Le Ministre de l’Education nationale a annoncé lors de la rentrée l’accueil de 187 500 élèves handicapés, soit près de 2 500 élèves supplémentaires par rapport à la rentrée 2009-2010. Si un meilleur accueil des élèves handicapés est réalisé, les auxiliaires de vie scolaire en charge de leur accompagnement sont en situation précaire.

 

            Les crédits destinés à financer la part du coût du contrat à la charge du ministère de l’Education nationale s’élèvent, en 2011, à 133,8 millions d’€uros soit une baisse de 2,8 millions d’€uros, soit 4 500 emplois en moins par rapport à ceux financés par la loi de finances de 2010. De plus, à compter du 1er janvier 2011, la participation du financement de 38 000 contrats aidés passe à 30% au lieu de 20%.

 

            Les crédits pour les matériels pédagogiques adaptés prévus dans le projet de loi de finances s’élèvent à 13 millions d’€uros (depuis deux ans, cette somme est identique).
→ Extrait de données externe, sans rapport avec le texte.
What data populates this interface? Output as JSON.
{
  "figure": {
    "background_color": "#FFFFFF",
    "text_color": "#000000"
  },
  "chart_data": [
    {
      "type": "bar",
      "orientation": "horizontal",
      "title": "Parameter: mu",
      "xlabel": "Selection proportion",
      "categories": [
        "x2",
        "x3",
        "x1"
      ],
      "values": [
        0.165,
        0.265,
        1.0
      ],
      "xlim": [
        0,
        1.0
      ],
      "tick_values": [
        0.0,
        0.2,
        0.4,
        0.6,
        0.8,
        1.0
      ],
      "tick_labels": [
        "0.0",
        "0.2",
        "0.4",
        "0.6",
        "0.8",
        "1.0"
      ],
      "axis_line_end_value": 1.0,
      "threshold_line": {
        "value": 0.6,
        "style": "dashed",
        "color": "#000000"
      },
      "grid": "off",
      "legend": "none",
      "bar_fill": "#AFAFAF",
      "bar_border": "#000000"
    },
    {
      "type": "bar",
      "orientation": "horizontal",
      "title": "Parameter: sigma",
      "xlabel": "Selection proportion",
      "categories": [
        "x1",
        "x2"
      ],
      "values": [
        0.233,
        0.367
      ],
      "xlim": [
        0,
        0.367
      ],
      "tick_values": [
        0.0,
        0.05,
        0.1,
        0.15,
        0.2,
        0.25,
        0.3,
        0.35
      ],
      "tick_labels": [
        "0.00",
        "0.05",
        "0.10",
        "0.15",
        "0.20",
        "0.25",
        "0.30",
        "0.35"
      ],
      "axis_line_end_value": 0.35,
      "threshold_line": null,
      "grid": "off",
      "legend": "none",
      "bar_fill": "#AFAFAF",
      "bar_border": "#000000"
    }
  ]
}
En revanche, le nombre d’élèves bénéficiant d’un équipement adapté a augmenté de 15%  (près de 25 ans en deux ans).

 

            Les suppressions de postes à compter du 1er septembre 2011

 

-       8 967 postes d’enseignants dans le premier degré

-       4 489 postes d’enseignants stagiaires dans le second degré

-       4 800 postes d’enseignants dans le second degré

-       200 postes administratifs dans le second degré

-       1 633 postes d’enseignants dans le privé

-       100 postes d’enseignants dans l’enseignement technique agricole

-       45 postes administratifs dans l’enseignement technique agricole

-       274 postes d’administration centrale

 

Depuis 2003, plus de 70 000 postes ont été supprimés dans l’Education Nationale.